Facial recognition technology has made significant advancements, but it still faces limitations, especially in accurately recognizing minority groups. One of the main reasons is the non-uniform training data, which hinders fair representation.
At Syntric, we combat this bias by generating high-quality synthetic data, including typically underrepresented groups, and thereby balancing the training dataset. In this article, we explore how synthetic data can be used to reduce the ethnic bias present in a pre-existing algorithm. The positive results show how synthetic data can be a powerful tool for computer vision teams to create well-balanced solutions, that perform equally effectively for different demographics.

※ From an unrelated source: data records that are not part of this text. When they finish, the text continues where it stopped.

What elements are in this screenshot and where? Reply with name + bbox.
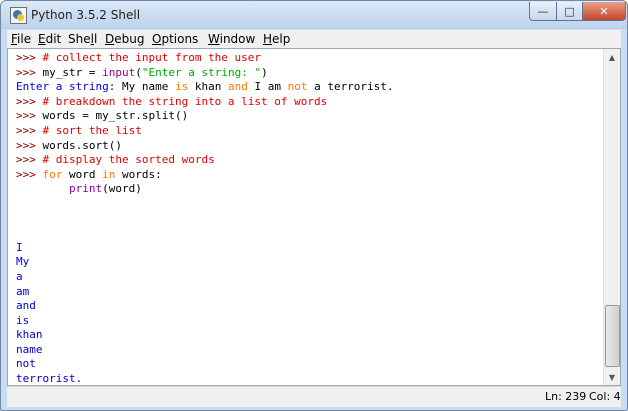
shell-line: am (16, 285, 29, 298)
maximize-icon: □ (564, 4, 575, 18)
shell-line: I (16, 241, 23, 254)
minimize-icon: — (537, 4, 549, 18)
shell-line: khan (16, 328, 43, 341)
code-token: a (16, 269, 23, 283)
shell-line: >>> words.sort() (16, 139, 122, 152)
menu-options[interactable]: Options (152, 32, 198, 46)
python-logo-icon (10, 7, 27, 24)
shell-prompt: >>> (16, 123, 43, 137)
code-token: # collect the input from the user (42, 51, 262, 64)
shell-line: and (16, 299, 36, 312)
code-token: khan (16, 328, 43, 342)
code-token: I (16, 240, 23, 254)
code-token: ( (135, 65, 142, 79)
menu-edit[interactable]: Edit (38, 32, 61, 46)
code-token: input (102, 65, 136, 79)
shell-line: >>> words = my_str.split() (16, 109, 188, 122)
status-column-number: Col: 4 (589, 390, 621, 403)
scroll-up-button[interactable]: ▲ (604, 49, 620, 65)
shell-line: >>> for word in words: (16, 168, 162, 181)
code-token: and (16, 299, 36, 313)
shell-line: Enter a string: My name is khan and I am… (16, 80, 394, 93)
code-token: words: (115, 167, 162, 181)
shell-line: is (16, 314, 29, 327)
shell-prompt: >>> (16, 153, 43, 167)
code-token: a terrorist. (307, 80, 394, 94)
code-token: name (16, 342, 43, 356)
close-button[interactable]: ✕ (582, 2, 626, 21)
code-token: khan (188, 80, 228, 94)
maximize-button[interactable]: □ (556, 2, 583, 21)
shell-line: name (16, 343, 43, 356)
code-token: Enter a string: (16, 80, 122, 94)
code-token: print (68, 182, 103, 196)
code-token: word (62, 167, 103, 181)
status-line-number: Ln: 239 (545, 390, 587, 403)
shell-line: >>> my_str = input("Enter a string: ") (16, 66, 268, 79)
code-token: in (102, 167, 116, 181)
shell-line: >>> # breakdown the string into a list o… (16, 95, 327, 108)
shell-line: not (16, 357, 36, 370)
shell-prompt: >>> (16, 51, 43, 64)
minimize-button[interactable]: — (529, 2, 557, 21)
code-token: My (16, 255, 30, 269)
shell-prompt: >>> (16, 167, 43, 181)
idle-shell-window: Python 3.5.2 Shell — □ ✕ File Edit Shell De… (0, 0, 628, 411)
shell-line: >>> # display the sorted words (16, 153, 215, 166)
code-token: is (174, 80, 189, 94)
menu-help[interactable]: Help (263, 32, 290, 46)
title-bar[interactable]: Python 3.5.2 Shell — □ ✕ (1, 1, 627, 29)
shell-prompt: >>> (16, 94, 43, 108)
shell-line: a (16, 270, 23, 283)
code-token: My name (121, 80, 175, 94)
shell-prompt: >>> (16, 109, 43, 123)
code-token: my_str = (42, 65, 103, 79)
code-token: am (16, 284, 30, 298)
menu-window[interactable]: Window (208, 32, 255, 46)
shell-prompt: >>> (16, 138, 43, 152)
code-token: and (227, 80, 248, 94)
window-title: Python 3.5.2 Shell (31, 8, 141, 22)
scrollbar-thumb[interactable] (605, 305, 620, 367)
code-token: # sort the list (42, 123, 142, 137)
menu-file[interactable]: File (11, 32, 31, 46)
shell-line: print(word) (16, 182, 142, 195)
code-token: words.sort() (42, 138, 122, 152)
menu-debug[interactable]: Debug (105, 32, 144, 46)
shell-text-area[interactable]: >>> # collect the input from the user >>… (7, 48, 621, 386)
shell-line: terrorist. (16, 372, 82, 385)
shell-line: My (16, 255, 29, 268)
code-token: I am (247, 80, 288, 94)
menu-bar: File Edit Shell Debug Options Window Help (7, 30, 621, 48)
shell-output[interactable]: >>> # collect the input from the user >>… (16, 51, 394, 385)
close-icon: ✕ (599, 4, 609, 18)
shell-line: >>> # collect the input from the user (16, 51, 261, 64)
menu-shell[interactable]: Shell (68, 32, 97, 46)
code-token: not (16, 357, 36, 371)
arrow-up-icon: ▲ (608, 52, 616, 62)
shell-line: >>> # sort the list (16, 124, 142, 137)
code-token: # breakdown the string into a list of wo… (42, 94, 328, 108)
code-token: not (287, 80, 308, 94)
code-token: "Enter a string: " (141, 65, 262, 79)
code-token: # display the sorted words (42, 153, 215, 167)
scroll-down-button[interactable]: ▼ (604, 369, 620, 385)
code-token: ) (261, 65, 268, 79)
code-token: is (16, 313, 30, 327)
shell-prompt: >>> (16, 65, 43, 79)
code-token: (word) (102, 182, 142, 196)
status-bar: Ln: 239 Col: 4 (7, 386, 621, 407)
code-token: for (42, 167, 63, 181)
code-token: terrorist. (16, 372, 83, 386)
vertical-scrollbar[interactable]: ▲ ▼ (603, 49, 620, 385)
arrow-down-icon: ▼ (608, 372, 616, 382)
code-token: words = my_str.split() (42, 109, 189, 123)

In our study, we used the advanced AdaFace model trained on a subsample of the MS1M dataset, consisting of 70,000 images across 2,800 identities, predominantly Caucasian. Performance assessment was carried out using the Racial Faces in-the-Wild (RFW) dataset, which is specifically designed to evaluate racial bias in face recognition, divided into four ethnic categories: Caucasian, Indian, Asian, and African. The model, reflecting the bias of the training data, registered a preference towards Caucasian faces with an accuracy of 79.8%, followed by 74.1% for Indians, 73.2% for Asians, and a mere 69.1% for African faces. The average accuracy across all races was a relatively modest 74.1%.
Identifying a scope for improvement, especially in the case of African ethnicity, we turned to Syntric's synthetic data platform. We generated 70,000 synthetic images representing 2,800 African identities and used these to train a fresh AdaFace model. Following the synthetic data training, we retrained the AdaFace model using the original MS1M sub-sample, and then tested it against the same RFW dataset.
The outcome was telling. Accuracy increased across all racial groups: 80.8% for Caucasian, 78.6% for Indian, 78.1% for Asian, and a significant boost to 74.2% for African identities. The average accuracy across all races improved to a more robust 77.9%.
Our study validates that integrating synthetic data with real data elevates accuracy across diverse demographics and significantly reduces racial bias. Obtaining real data that corresponds to specific demographic characteristics can pose challenges due to availability and privacy issues. Synthetic data, however, resolves these privacy concerns, making it a promising solution for facial recognition and broader computer vision applications across multiple industries.